I think Hoffenheim at the beginning of their rivalry played particularly well against Dortmund because of this motivating background scenario. There was a huge amount of loyalty to Hopp from the players in 2008-2009. Then last year in the first half of the season, instead of winning a game in Dortmund which was absolutely theirs, they had to settle for a tie because of a completely wrong call and an Elfmeter in literally the last second of the game which later the ref admitted was wrong. That game more or less launched Dortmund on its way to the title and it was a bitter, bitter result for Hoffenheim.

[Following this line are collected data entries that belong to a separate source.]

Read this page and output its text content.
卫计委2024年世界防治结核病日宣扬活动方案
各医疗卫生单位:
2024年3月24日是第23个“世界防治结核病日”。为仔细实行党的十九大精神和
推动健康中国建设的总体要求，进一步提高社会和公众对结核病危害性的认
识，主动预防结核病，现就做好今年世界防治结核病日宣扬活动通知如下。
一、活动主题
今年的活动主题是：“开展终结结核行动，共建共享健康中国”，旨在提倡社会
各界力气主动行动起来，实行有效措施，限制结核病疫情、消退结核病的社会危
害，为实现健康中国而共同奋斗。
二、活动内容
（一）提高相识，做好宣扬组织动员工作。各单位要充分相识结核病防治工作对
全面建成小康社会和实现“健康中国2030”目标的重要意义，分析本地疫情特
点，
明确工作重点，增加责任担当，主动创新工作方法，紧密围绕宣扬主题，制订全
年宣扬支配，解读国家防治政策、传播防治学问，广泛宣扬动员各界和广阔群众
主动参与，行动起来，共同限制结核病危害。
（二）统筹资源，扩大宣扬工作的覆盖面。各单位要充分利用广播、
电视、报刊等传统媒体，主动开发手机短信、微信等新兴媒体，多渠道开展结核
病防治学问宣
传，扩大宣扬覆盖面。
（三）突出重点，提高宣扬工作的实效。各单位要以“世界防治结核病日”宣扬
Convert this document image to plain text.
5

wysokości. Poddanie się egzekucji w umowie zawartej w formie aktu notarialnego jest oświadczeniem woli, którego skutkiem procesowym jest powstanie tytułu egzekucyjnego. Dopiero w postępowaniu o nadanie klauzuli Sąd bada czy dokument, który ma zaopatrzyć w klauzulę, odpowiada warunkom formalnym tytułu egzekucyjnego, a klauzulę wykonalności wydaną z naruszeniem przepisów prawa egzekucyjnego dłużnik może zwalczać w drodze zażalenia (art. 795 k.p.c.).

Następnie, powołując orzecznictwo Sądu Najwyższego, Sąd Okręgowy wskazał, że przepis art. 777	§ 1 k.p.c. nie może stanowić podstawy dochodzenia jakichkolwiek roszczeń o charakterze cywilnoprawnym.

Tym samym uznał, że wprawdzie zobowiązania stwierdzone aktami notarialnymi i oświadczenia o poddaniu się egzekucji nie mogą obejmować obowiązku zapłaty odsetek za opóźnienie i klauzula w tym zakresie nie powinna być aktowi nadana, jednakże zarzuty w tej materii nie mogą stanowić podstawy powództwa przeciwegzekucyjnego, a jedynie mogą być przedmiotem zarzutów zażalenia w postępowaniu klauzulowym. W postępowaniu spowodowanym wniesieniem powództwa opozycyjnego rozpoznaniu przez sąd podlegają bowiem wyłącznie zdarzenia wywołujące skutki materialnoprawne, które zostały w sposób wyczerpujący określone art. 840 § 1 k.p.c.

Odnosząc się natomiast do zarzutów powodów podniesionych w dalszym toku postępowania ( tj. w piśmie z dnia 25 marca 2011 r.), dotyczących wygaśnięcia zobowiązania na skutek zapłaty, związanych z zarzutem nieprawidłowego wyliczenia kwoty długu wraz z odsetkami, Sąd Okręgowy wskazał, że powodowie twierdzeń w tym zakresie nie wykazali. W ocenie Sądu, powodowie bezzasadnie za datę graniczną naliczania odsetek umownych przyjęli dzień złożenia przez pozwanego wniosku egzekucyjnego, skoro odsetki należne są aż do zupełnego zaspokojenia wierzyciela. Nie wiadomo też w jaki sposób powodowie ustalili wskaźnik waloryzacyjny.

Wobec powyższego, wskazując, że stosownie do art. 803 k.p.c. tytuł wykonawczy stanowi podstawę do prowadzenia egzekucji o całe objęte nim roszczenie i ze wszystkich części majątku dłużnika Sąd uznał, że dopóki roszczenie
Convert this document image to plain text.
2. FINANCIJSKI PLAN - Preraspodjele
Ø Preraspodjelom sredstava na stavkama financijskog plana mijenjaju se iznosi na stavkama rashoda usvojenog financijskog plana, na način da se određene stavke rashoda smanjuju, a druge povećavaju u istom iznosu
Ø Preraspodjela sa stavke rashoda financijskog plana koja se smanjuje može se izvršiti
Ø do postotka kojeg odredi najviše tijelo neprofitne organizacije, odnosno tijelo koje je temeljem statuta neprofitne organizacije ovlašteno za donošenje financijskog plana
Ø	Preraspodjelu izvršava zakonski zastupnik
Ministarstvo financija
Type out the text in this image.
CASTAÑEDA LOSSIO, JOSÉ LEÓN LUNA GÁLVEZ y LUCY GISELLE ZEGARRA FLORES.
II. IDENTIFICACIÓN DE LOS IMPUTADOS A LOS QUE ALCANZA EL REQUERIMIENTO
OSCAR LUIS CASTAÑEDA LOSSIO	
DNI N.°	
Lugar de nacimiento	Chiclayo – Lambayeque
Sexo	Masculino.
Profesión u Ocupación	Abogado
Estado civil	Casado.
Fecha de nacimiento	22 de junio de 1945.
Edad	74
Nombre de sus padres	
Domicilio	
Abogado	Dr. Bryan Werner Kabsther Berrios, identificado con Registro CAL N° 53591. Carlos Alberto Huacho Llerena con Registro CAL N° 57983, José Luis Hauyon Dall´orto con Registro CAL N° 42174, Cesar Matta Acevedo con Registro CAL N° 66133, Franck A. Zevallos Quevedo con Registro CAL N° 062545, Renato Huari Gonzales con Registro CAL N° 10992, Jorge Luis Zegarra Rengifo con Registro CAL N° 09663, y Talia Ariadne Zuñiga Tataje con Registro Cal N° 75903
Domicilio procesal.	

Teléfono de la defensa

Even more amazing, however, was when Hoffenheim beat Dortmund in their terrible second half of the past season. They shut Dortmund down and they won. Obviously they knew how because they had done it in the previous game but just weren’t rewarded for it. And since Dortmund is still the same team playing basically the same game, it’s no wonder that Hoffenheim knew how to shut them down this year as well. With every Dortmund game, they have more confidence that they have Dortmund’s number – and it shows.

Dortmund is not an anomaly. It just shows what Hoffenheim can do when it’s motivated and confident.